Goede oppoortjes geven een lekker gevoel....
Zeker als je zo vaart als Daniele Molmenti tijden het EK in 2012 in Augsburg: sportscene.tv fragment

Een oppoortje, of eigenlijk een stroom-oppoortje wordt, zoals de naam al zegt tegen de stroom in gevaren. De stroom die hier bedoeld wordt is echter de hoofdstroom. Vaak hangen oppoortjes in de keerstroom zodat er niet daadwerkelijk tegen een harde stroom ingepeddeld hoeft te worden.

De kracht van een goed oppoortje ligt in een goede basisroute, die zowel voor keerwaters van wildwatervaarders als voor oppoortjes van slalomvaarders geldt. oppoortje

Voor een wildwatervaarder geldt:

  • Vaar naar het keerwater toe.
  • Maak een booglag als je het keerwater in gaat varen.
  • Maak een duffecslag in het keerwater.
  • Trek de duffecslag aan in het keerwater.
  • Maak een booglag om weer de stroming in te gaan.
  • In de hoofdstroom zet je weer een duffec in.

Het enige wat er tijdens een slalom verandert is dat je tijdens het aantrekken van de duffecslag (punt 4) het oppoortje passeert. Houdt daarom als stelregel aan dat je je duffecslag bij de binnenste paal van het poortje in zet.

Voor de verder gevorderden zijn er allerlei andere manieren om oppoortjes te varen. Vaak mondt dit uit in een minder vloeiende route en mogelijk in strafseconden, zodat de tijdwinst over een hele wedstrijd bekeken vaak gering is. Hiermee zeg ik niet dat de andere manieren fout zijn, maar vragen een hoop oefening en je moet wel weten wat je doet!

Veel gemaakte fouten zijn:

  • Te recht aan komen varen de boogslag kan niet gemaakt worden en de duffecslag mist hierdoor zijn effect.
  • Boogslag te vroeg.
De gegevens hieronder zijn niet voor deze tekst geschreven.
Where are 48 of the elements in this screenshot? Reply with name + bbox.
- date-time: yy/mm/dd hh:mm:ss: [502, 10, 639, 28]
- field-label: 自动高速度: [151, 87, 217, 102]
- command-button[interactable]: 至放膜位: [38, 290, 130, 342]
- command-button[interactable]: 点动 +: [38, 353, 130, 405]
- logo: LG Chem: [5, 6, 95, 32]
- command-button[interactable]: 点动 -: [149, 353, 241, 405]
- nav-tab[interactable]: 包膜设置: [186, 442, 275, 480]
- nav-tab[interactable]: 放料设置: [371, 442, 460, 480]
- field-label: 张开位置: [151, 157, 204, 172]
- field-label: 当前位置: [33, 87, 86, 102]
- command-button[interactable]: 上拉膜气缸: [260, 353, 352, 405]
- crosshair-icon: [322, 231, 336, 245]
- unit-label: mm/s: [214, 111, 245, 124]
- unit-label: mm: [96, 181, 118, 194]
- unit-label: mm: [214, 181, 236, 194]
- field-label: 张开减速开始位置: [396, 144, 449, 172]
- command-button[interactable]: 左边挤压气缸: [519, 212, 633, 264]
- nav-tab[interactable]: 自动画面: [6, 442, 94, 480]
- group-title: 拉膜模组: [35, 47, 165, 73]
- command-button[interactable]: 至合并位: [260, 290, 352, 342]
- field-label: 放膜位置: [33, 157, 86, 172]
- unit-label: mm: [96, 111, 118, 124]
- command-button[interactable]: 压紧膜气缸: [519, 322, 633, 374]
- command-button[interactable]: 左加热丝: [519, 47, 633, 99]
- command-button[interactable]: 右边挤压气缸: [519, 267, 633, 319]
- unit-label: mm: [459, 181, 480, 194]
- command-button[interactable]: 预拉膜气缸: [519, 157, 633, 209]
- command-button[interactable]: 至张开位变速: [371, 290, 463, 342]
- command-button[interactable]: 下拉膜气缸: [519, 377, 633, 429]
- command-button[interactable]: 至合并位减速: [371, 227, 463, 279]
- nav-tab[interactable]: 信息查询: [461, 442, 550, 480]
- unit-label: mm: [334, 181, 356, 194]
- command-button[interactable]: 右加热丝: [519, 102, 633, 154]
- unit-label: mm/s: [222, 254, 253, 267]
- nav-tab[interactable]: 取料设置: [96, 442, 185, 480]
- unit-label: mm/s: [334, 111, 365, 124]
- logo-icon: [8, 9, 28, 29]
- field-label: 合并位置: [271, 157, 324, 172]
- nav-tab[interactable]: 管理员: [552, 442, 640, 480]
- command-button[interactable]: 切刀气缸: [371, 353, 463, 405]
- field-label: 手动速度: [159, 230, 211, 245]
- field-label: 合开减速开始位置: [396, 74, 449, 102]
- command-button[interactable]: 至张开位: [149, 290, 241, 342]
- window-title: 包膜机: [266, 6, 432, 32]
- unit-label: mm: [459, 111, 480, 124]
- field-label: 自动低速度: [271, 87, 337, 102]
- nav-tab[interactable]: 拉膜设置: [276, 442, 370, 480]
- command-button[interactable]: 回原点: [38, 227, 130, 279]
De boogslag kan niet volledig gemaakt worden omdat je anders het poortje zou raken.
  • Te veel achterover zitten, waardoor de voorpunt omhoog komt. Gevolg: keerwater grijpt niet goed dus de boot draait niet en de buitenste paal wordt geraakt.
  • Te veel om de binnenste paal draaien. Je maakt het jezelf erg moeilijk. In het midden van het poortje heb je geen last van de palen en de keerstroom zal je boot beter "laten lopen".

Gevorderde technieken

Er zijn tal van gevorderde technieken voor oppoortjes. Onder invloed van de korter geworden boten die een stuk makkelijker draaien, kan rechter op de poortjes af gevaren worden en zijn poortjes die min of meer met één duffecslag gevaren worden, mogelijk geworden. Ook hangen de paaltjes steeds hoger waardoor ook het "nekken" steeds makkelijker is geworden. Bij het nekken blijft de boot als het ware voor de poortlijn, je duwt je achterdek onder de binnenste paal door, waarbij je je je lichaam achterover gooit en je hooft nog net door het poortje gaat. Met twee zaken moet je rekening houden. De winst ligt in een perfecte uitvoering. Zorg ten eerste dat je boot dus zijn draaimoment behoudt. Ten tweede is en blijft kanoslalom een jurysport. Een jurylid kan er een zeer persoonlijke interpretatie op na houden. Discussieren achteraf is altijd lastig, hoe zeker jezelf wellicht ook bent.